18.
LA MADRE INMACULADA
Aunque
el Hijo de Dios podía haber tomado la humana naturaleza de cualquiera manera que
le agradase, quiso tomarla de una mujer. Una mujer fue la causa de la perdición
del género humano; era una Virgen inmaculada, la que destruyendo el tesoro de
la propia inocencia nos ofreció el fruto de la muerte, y El dispuso que de una
mujer tuviese origen nuestra redención, y que una Virgen inmaculada, conservando
siempre intacta su inocencia, nos ofreciese el fruto de la vida. He ahí el gran
designio de la divina bondad que, haciendo superabundar la gracia de que había
abundado nuestro primer padre, se sirve del órden mis no de nuestra caída para
trazar el de nuestra reparación. De ahí el que la humanidad fuese realzada
hasta el punto de contar en el número de sus hijas a la Madre de un Dios: de
ahí el que las glorias de María inmaculada, por una misericordia infinita, llegasen
al más alto y sublime grado de una infinita dignidad: de ahí el que los
privilegios de esa criatura tan prodigiosamente enaltecida, haciéndonos olvidar
la tierra, nos conduzca a contemplar en el cielo su imagen y a descubrirnos la
semejanza inefable, por la que una Virgen sin mancha es destinada a imitar de
un modo nuevo é inaudito al mismo Eterno Padre en la divina generación. Ese
Padre sempiterno engendró desde toda eternidad a un Dios en el esplendor de su
gloria. María engendró en el medio de los tiempos a ese mismo Dios en el
esplendor de su santidad. El Eterno Padre produjo un Hijo infinitamente
perfecto, sin el concurso de madre alguna: María concibió a ese mismo Hijo sin
el concurso de ningún padre. El Eterno, produciendo a su Hijo en el cielo antes
que, a la estrella de la mañana, le sacó de su seno, de su propia divina
sustancia. María, estrella de la mañana, produciendo en la tierra ese Hijo divino,
le tuvo en su propio seno y le formó con su propia humana sustancia. El Eterno pudo
decir a su Hijo mientras se hallaba jugueteando, antes de la creación del
universo, y con la divina complacencia del amor, aquellas eternas palabras: «Tú
eres mi único Hijo; hoy te he engendrado». Y pudo María decir a ese unigénito
de Dios, mientras se hallaba jugueteando con los despojos infantiles destinados
a la redención del universo, entre las maternales complacencias de un
inmaculado amor: «Tú eres mi único hijo; yo te he engendrado en mis entrañas».
CÁNTICO
Los fundamentos de María se apoyan en el
trono del Santo de los santos: ama el señor á la Hija
de Sion más que a todas las criaturas de
la tierra.
Grandes cosas se han dicho de vos, Madre
inmaculada de Dios; pero no llegan a la altura de
vuestra gloria.
He ahí que vuestro pueblo, así como el extranjero, y
el indio como el etíope, correrán á
vos como hijos, y a vuestra sombra establecerán sus moradas.

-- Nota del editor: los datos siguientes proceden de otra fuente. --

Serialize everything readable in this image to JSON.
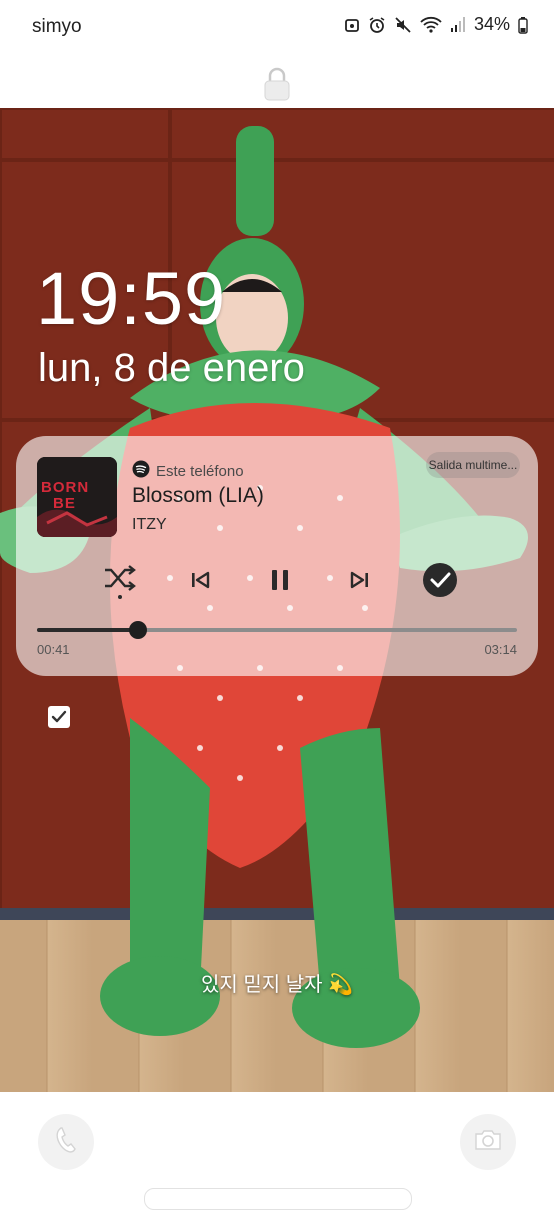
{
  "status": {
    "carrier": "simyo",
    "battery": "34%"
  },
  "lockscreen": {
    "time": "19:59",
    "date": "lun, 8 de enero"
  },
  "media": {
    "source": "Este teléfono",
    "output_button": "Salida multime...",
    "title": "Blossom (LIA)",
    "artist": "ITZY",
    "album_text_line1": "BORN",
    "album_text_line2": "BE",
    "elapsed": "00:41",
    "duration": "03:14",
    "progress_fraction": 0.211
  },
  "caption": "있지 믿지 날자 💫",
  "icons": {
    "status": [
      "cast-icon",
      "alarm-icon",
      "mute-icon",
      "wifi-icon",
      "signal-icon",
      "battery-icon"
    ],
    "lock": "lock-icon",
    "media_controls": [
      "shuffle-icon",
      "previous-icon",
      "pause-icon",
      "next-icon",
      "favorite-check-icon"
    ],
    "shortcuts": [
      "phone-icon",
      "camera-icon"
    ]
  },
  "colors": {
    "accent_dark": "#2a2a2a",
    "spotify": "#1e1e1e",
    "album_red": "#d42a3a"
  }
}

¿Y no sois vos, por ventura, aquella de quien se ha
dicho: Innumerables Hombres han nacido de esta madre?
El Altísimo os ha establecido sobre sus generaciones:
el Altísimo os ha hecho madre de
la progenie de los elegidos.
El Señor mismo se halla en el número de
vuestros hijos, como el primogénito de muchos
hermanos.
El primogénito que nos acoge en la familia
de Dios, que nos hace habitar con vos en el
júbilo de su alegría.
Gloria al Padre, al Hijo y al Espíritu Santo,
que preservó inmaculada a María por los siglos
de los siglos. Amén.
ORACION
¡Yo
os saludo con la efusión de mi alma, oh Madre inmaculada de mi Salvador! ¡De
qué filial confianza me llena ese vuestro glorioso título, qué dulce suavidad
esparce en lo íntimo del corazón y de qué gozo inunda todas las potencias de mi
espíritu Vos, que imitasteis al Padre en la generación del Hijo, imitaréis
también a ese Hijo amoroso en mi regeneración! Si Él me ha salvado con el
mérito de sus padecimientos, vos, con el afecto de un maternal
amor,
velaréis de continuo sobre la multitud de asechanzas y peligros de que se halla
amenazada mi salvación. Si me ha rescatado de la esclavitud de la culpa, vos me
sostendréis en el rudo combate que el mundo, el demonio y la carne me presentan
de continuo para volverme a aherrojar con las cadenas del infierno. Y si Él me ha
abierto las puertas del paraíso, invitándome con una gloria eterna, vos me allanaréis
el camino en medio de los trabajos de esta vida; vos, abogada mía y mi consuelo
y esperanza, vos me tenderéis una mano protectora y me salvaréis. ¡Sólo entonces,
oh Virgen inmaculada, habréis cumplido en mí la palabra que comenzasteis en la
tierra cuando llegasteis á ser Madre de un Dios; y sólo entonces, cuando una mi
voz a la de los ángeles para cantar entre la gloria del Eterno la hermosura de
una Madre inmaculada, podré gozar de vuestros amables acentos, que me dirán con
maternal complacencia: Ven, hijo mío, yo te he parido para la gloria de los
siglos. Amén.
Tres
Ave Marías.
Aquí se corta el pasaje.